2014 you are leaving in a good place. You came in with your fists up and swung at me hard and didn’t stop. And then you let me breathe. You let me start to heal. And then you showed me how utterly stupid and ridiculous and fast paced life can be. How quickly things can turn from bad to worse or from whatever to what the fucking hell. One second you hate X and the next it’s the thing you could honestly care less about. If anything the thing I’m most bitter with you over is this whole sodium thing because really? If I eat just a pinch too much you’re going to make me retain water and puff up like a marshmallow for the next 3-4 days and be on bed rest? Well fine. I guess if that’s my only complaint though I should be feeling pretty lucky. Not to mention my side effects are all temporary but that doesn’t mean the next 6 months of medication and side effects isn’t going to be challenging and annoying in its own right. That’s inevitable.
You are leaving me in a place determined. Even the salt thing has a sneaky benefit you’ve left me. It’s giving me the motivation I need to change my diet to something healthier (something I’ve wanted to do for the last two years but didn’t because it’s hard and I didn’t know the first thing about cooking and my mom is the chef/shopper so she’s been in charge anyway). A paleo and added salt free diet is going to be damn hard on a tight schedule of making time for school and homework and making fulfilling meals (specifically lunch) every week that keep this dumbfuck appetite happy but I’m going to do it. Because 2014 you have left me determined. Determined the be that foggy image of a person who I can kind of barely see now. Because you showed me first who I didn’t want to ever be so I could see who I need to be to be happy.

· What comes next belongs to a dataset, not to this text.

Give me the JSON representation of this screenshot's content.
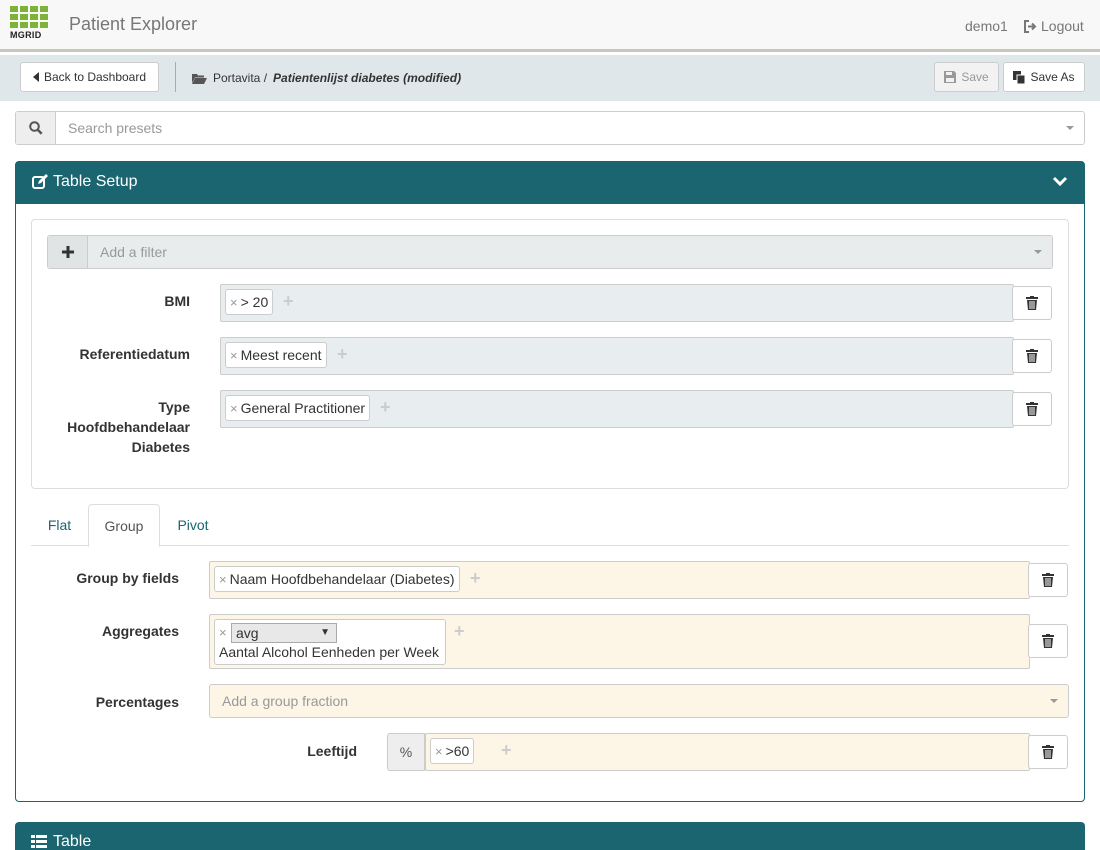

And the image is certainly not at all clear. I can barely make out the shapes but I have an idea. And an idea can easily blossom into a phrase, and then a sentence, and then a paragraph, and before you know it it has evolved into something beautiful and big and full. Something more complete and whole than you ever thought it could or would be.
Thank you 2014. It was a very unexpected delight to have you.
~My Foggy Idea of Who I Want to Be~
- Good at Managing Time/Not Procrastinating
- Good at Prioritizing
- Can Focus Easily on a Specific Task
- Always does her Best and Knows it
- Able to Communicate Effectively
- Fearless (for the most part)
- Mind of Her Own
- Do yoga regularly (for your own well-being and your shitty joints)
- Eat less sugar, grains, dairy, and salt (but remember it’s okay to treat yourself)
- Throw yourself into Japanese and Science at school.
- Keep your sleep schedule healthy.
- Save your money for a car.
- Speak your mind (especially when it comes to Chloe).
- Keep important spaces clean (your room, bathroom, kitchen, bonus room)
- Become an excellent cook.
- Make sure you have time to relax and get still get important tasks done.
- Be kind.
2015, I’m ready. And I’m going to try to listen to what you have to tell me but I make no promises. I am human and incredibly stubborn compared to the average person, but I promise I will try. Because I want to change, and your younger sister did a wonderful job showing me that. I look forward to seeing the ridiculous things you throw at me and the ways you will try to teach me. Though may I ask we lay off of the punches? There are still a few bruises from 2014 that need some time to heal.